For the next week, search parties had gone out, every day, without the slightest sign. Eventually, just the day before yesterday, they resigned themselves to the fact that he was gone. A little remembrance ceremony was held in the clearing. The whole village attended. He might have been a maniac, but he was a clever, friendly maniac, and he would be missed.
Hamish cheered up a little, and took them on a tour of the long house and showed them where they would be sleeping.
On Mrs Hathaway’s pile of palm leaves was a golden envelope.

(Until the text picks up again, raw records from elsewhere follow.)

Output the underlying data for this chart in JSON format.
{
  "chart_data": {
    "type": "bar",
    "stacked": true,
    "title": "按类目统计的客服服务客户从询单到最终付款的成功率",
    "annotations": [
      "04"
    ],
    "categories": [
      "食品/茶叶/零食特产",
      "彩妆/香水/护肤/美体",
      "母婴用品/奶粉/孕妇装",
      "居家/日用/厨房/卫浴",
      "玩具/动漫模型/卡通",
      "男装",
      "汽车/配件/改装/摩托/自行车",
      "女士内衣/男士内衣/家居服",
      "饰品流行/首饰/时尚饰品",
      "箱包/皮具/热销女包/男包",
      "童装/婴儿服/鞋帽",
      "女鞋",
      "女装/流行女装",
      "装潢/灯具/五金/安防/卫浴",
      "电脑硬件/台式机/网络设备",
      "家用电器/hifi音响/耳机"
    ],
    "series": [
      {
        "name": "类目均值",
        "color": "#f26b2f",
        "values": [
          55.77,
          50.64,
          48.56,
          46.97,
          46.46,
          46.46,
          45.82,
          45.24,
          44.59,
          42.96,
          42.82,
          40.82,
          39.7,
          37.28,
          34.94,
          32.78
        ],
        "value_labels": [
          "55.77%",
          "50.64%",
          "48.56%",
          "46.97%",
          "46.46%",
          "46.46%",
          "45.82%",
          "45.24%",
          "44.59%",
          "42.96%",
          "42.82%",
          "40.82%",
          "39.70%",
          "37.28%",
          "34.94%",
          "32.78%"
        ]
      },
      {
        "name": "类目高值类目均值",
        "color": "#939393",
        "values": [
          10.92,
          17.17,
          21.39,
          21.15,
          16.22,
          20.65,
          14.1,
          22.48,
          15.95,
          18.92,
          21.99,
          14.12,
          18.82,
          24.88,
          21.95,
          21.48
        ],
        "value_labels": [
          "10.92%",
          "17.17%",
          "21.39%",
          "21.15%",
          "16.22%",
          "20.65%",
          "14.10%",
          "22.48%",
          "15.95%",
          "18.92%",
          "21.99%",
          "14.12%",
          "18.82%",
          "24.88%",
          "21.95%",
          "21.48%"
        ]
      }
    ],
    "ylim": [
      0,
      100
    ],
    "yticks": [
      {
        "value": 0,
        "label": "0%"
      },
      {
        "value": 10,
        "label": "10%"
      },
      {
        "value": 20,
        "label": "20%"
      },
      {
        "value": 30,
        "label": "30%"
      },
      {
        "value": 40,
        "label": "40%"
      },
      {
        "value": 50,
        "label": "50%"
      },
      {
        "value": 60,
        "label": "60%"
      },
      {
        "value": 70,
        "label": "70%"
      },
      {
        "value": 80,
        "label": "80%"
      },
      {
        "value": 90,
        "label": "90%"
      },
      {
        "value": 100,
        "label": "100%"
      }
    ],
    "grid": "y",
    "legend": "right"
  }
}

‘How did that get there?’ she asked.
Hamish explained how a helicopter had dropped a pack a couple of weeks ago, and that there was a letter with it saying to expect a Mrs Hathaway, and it would be nice if whoever was in the village could put her and her fellow travellers up for a few nights.
Apparently, Zac was very excited when he read out the letter, because the pack also contained an advanced copy of the latest Daring Dooz magazine. Mrs Hathaway saw the well-thumbed magazine was underneath the gold envelope. It featured a sixteen-page, special international exclusive, Tallulah’s Titanic Trip. The front cover was splashed with a sensational still from the video where she was using Aubrey to beat off the shark. The caption read, Stowaway v Shark - Gory Results Inside!